Ich habe eine Photovoltaikanlage installieren lassen und nur 90% bezahlt, weil die Ausführung nicht so gemacht wurde wie angeboten und bestellt. Anderer Wechselrichter ( WR), weniger Strings. Nach ca. 4 Wochen betrieb der Anlage kam die Firma vorbei, hat geklingelt und man sagte mir, sie haben den Auftrag von Chef den Wechselrichter auszutauschen. Der montierte Wechselrichter wurde abgebaut und die Firma ist verschwunden. Auf diversen Schriftverkehr hat man gesagt, ich solle die Anlage zuerst zu 100% bezahlen, dann bekomme wird der WR wieder montiert. Auf Fristsetung durch einen Anwalt ging man nicht ein. Ein Antrag an einem Gericht, wenigstens den Ursprungszustand wieder herzustellen wurde entscheiden, ich hätte ja der Firma zutritt gewährt um den Wechselrichter abzubauen, was schlichtweg nicht stimmt. Der Zutritt wurde gewährt um den Austausch vorzunehmen.
Im Gerichtsbeschluss stand auch, dass die Wechselrichter zur Zeit nicht lieferbar wären, was vom Gericht angenommen und nicht überprüft wurde.
Ein Einspruch gegen diesen Beschluss wurde abgelehnt.
Nun meine Fragen!
- Soviel ich weiss, darf ein Handwerker fest installierte Geräte nicht mehr abmontieren. Wo steht das.

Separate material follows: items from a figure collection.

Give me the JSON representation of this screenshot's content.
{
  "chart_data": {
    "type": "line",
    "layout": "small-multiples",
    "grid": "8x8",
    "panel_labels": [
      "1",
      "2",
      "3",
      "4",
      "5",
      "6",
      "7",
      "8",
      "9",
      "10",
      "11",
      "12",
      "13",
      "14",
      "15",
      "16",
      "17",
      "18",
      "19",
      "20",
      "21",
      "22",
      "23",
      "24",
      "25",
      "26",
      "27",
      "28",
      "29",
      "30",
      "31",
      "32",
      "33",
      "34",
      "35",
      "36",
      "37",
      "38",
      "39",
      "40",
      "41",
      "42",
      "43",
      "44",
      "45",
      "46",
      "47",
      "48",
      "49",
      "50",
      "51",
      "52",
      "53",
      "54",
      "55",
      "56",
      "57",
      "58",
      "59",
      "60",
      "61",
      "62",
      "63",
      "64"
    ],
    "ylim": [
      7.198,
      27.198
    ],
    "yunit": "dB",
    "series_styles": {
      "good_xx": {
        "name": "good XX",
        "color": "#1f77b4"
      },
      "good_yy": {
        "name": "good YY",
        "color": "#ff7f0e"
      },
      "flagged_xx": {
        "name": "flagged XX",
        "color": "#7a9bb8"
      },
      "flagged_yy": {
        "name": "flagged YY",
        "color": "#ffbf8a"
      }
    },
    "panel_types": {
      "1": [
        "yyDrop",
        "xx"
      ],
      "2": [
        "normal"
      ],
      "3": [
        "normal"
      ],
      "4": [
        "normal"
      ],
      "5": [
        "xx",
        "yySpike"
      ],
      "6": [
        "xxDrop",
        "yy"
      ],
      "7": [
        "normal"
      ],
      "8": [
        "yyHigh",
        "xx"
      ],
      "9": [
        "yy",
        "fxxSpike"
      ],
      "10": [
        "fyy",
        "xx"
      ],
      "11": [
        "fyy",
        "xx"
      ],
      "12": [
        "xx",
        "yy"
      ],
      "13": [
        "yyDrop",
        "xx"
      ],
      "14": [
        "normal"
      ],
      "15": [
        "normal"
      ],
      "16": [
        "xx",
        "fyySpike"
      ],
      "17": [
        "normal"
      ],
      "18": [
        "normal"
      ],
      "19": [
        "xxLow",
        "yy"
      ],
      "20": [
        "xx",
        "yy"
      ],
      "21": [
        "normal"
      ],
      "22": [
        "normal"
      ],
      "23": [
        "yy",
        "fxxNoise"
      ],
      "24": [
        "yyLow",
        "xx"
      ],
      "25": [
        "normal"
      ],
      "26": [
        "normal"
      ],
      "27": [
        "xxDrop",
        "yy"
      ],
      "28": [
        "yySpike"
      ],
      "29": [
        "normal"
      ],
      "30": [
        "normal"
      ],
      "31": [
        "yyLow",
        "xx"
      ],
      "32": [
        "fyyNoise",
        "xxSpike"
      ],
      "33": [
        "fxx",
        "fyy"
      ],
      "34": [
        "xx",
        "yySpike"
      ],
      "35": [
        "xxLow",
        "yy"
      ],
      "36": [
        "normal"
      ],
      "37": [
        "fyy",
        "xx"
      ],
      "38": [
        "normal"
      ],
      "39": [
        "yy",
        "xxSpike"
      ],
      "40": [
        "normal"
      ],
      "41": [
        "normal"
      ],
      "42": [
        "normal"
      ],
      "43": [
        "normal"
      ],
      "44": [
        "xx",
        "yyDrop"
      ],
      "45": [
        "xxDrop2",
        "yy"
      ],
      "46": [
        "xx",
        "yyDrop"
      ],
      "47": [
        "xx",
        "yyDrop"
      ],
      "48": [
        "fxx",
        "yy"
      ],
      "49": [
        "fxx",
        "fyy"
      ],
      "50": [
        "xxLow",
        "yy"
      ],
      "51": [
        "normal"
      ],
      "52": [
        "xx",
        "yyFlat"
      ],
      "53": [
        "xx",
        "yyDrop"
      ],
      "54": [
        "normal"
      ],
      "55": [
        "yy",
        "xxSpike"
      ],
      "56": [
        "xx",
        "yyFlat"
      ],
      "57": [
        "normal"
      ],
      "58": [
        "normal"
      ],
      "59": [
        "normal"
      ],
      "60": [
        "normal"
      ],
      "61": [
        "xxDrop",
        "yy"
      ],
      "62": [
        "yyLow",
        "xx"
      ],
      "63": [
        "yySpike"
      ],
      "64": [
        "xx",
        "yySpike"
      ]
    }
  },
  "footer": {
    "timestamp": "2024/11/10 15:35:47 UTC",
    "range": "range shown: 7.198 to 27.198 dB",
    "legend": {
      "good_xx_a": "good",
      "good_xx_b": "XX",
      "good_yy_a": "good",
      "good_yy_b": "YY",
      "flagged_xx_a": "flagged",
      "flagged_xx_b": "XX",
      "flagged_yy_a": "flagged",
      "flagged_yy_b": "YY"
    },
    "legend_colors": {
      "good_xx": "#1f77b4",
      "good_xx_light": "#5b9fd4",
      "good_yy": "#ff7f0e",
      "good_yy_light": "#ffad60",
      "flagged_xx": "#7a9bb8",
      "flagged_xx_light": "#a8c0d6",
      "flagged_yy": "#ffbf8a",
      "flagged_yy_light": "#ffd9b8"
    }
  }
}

- Dürfen unter dem Vorwand „Austausch“, eines im Betrieb befindlichen Gerät ausgebaut werden und
erst wieder irgendwann wieder eingebaut werden? - Ist der Handwerker verpflichtet wie angeboten und bestätigt zu liefern. AGB lagen mir zu kleiner Zeit vor!
- In meinem Auftag habe ich eine Stringbelegungsplan vorab gefordert, der nie geliefert wurde. Ich hätte di e Ausführung sofort gestoppt, wenn ich gesehen hätte, das die Stringbelegung nicht so ist wie besprochen.
Es kann ja wohl nicht sein, dass Solarteure einfach was auf das Dach klatschen und gut ist!
Sorry, ist ein bisschen viel geworden!